Archive for Thursday, March 9, 2006

Attention needed to preserve city core with western growth

March 9, 2006

Last week in a presentation at a joint De Soto City Council and Planning Commission session on land use planning for the west side, De Soto city engineer Mike Brungardt explained the importance of expanding existing east-west streets and developing others if the city's future growth area isn't to develop into two distinct inward looking communities.

The fact is more than streets will be needed to stitch together the neighborhoods that will develop near Edgerton Road and beyond and those that currently comprise De Soto. The challenge is to give those living in future subdivisions disconnected from what we now call Old Town by the Intervet campus, a Johnson County park and long stretches of flood plain a reason to visit or feel a part of what is now De Soto. It is safe to say that isn't going to be shopping for basic necessities. Those items will be offered in stores much closer to their homes.

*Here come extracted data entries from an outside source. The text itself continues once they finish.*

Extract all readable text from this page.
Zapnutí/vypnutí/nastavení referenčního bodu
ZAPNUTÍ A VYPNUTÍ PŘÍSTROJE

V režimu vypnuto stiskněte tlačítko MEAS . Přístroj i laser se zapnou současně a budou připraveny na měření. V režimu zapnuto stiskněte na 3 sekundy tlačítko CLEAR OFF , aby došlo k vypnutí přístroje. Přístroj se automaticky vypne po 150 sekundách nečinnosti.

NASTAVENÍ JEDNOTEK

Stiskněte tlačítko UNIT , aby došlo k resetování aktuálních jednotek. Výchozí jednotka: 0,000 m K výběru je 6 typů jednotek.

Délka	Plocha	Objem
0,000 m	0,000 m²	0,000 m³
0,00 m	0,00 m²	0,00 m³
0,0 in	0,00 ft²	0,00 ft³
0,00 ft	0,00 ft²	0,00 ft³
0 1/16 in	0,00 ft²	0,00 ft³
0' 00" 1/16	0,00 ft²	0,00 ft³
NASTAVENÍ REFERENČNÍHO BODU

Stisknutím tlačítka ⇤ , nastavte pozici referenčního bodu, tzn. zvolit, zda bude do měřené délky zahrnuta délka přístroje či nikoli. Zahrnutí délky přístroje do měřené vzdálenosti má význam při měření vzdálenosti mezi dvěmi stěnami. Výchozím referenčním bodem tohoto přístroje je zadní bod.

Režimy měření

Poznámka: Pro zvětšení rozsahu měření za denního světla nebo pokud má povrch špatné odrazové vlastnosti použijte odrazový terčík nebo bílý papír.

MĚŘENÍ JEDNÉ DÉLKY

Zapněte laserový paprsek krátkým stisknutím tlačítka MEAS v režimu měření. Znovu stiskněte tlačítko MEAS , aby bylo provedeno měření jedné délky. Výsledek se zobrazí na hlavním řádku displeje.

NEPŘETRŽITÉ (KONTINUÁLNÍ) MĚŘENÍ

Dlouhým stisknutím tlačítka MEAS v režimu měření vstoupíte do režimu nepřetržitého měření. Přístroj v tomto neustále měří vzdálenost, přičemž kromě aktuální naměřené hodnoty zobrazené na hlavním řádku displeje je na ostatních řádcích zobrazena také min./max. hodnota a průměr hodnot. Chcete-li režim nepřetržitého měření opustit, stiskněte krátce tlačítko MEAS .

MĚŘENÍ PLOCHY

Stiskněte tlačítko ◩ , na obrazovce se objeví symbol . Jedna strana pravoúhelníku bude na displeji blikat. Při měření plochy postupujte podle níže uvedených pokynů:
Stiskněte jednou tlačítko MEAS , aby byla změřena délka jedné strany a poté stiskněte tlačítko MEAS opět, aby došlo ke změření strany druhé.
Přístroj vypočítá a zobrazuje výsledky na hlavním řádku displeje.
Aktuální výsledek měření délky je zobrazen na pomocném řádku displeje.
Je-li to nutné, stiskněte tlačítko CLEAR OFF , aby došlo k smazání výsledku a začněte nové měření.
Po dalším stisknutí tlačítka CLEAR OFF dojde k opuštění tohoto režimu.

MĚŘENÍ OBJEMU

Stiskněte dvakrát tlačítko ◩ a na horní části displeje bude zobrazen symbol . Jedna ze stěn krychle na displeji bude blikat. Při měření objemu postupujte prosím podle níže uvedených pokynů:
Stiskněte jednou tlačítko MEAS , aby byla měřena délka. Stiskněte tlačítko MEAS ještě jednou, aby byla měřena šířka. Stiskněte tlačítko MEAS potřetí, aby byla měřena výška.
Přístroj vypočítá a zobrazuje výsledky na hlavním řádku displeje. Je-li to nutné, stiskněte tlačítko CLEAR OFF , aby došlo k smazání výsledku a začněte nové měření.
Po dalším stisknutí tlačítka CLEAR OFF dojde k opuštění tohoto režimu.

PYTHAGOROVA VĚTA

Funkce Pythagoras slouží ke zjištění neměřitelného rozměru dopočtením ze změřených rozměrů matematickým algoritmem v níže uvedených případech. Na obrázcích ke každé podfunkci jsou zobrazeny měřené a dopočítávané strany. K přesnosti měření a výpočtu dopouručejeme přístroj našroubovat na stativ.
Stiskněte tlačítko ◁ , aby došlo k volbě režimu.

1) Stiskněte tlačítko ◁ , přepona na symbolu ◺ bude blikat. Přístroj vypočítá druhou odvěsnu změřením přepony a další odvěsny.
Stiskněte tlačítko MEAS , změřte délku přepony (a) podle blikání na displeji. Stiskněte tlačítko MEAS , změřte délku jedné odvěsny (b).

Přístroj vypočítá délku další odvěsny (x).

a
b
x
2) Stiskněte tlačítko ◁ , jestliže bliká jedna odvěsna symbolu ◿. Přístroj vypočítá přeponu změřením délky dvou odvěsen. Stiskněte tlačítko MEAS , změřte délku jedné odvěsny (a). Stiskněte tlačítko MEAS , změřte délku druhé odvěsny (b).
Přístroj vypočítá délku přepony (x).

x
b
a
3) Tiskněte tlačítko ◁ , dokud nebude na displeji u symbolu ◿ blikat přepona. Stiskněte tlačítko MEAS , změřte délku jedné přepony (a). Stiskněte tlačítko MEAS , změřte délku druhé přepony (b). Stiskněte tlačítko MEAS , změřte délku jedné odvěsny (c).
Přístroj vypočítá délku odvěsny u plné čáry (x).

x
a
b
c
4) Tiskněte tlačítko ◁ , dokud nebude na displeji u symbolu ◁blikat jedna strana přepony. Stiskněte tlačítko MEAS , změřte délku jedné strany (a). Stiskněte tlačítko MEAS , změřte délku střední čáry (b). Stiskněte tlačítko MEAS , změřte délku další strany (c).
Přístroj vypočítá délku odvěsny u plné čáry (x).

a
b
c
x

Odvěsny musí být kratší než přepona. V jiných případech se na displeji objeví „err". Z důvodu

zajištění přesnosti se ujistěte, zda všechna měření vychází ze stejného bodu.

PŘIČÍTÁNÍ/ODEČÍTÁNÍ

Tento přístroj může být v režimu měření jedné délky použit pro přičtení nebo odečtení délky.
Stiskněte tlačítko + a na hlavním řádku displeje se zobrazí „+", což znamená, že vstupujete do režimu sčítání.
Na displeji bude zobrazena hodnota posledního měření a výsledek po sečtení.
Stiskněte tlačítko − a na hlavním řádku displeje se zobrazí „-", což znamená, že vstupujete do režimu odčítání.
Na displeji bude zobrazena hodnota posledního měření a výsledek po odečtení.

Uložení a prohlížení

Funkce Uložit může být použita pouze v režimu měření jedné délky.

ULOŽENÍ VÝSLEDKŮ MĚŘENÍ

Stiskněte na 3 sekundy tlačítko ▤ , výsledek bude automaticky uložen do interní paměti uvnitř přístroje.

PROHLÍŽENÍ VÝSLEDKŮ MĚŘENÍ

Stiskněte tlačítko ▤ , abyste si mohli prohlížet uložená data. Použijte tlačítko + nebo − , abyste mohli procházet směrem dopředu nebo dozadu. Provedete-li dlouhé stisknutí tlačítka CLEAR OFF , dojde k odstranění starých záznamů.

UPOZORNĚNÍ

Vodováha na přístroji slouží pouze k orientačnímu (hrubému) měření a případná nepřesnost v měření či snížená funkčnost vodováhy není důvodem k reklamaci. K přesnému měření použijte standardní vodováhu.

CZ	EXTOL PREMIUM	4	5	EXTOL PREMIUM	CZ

Viewed from the future perspective, Lexington Avenue from 83rd Street to at least the railroad overpass could be seen in the same context as the historic downtown. They may seem separated now, but not when considered from two to three miles from the west. Future development in the Sunflower Army Ammunition Plant could further choke off the viability of downtown.

Fortunately, the area has one thing going that won't immediately be challenged. What will attract people is a commitment to make the downtown core and surrounding area the civic, cultural and, to some degree, recreational center of the community. What is going on with City Hall, the Community Center, the pool and the jewel that is Miller Park are very good starts in that regard.

Thankfully, city leaders understand the problem and have already started to consider ways to revitalize the area.

Last fall, the city and De Soto Chamber of Commerce invited planner Marty Shukert to do just that. At the end of a quick review of the city, he sketched out a plan for revitalization that tied together a triangle from Ottawa Street to the east Y. He has returned in recent weeks for research tours and is set to return in coming months with a fully developed plan.

Whatever is unveiled will surely require an investment from the city and the implementation of innovative incentives to entice partners. That will be needed to match the enthusiasm of developers with creative ideas about how they can join with the city to develop areas south and west of De Soto.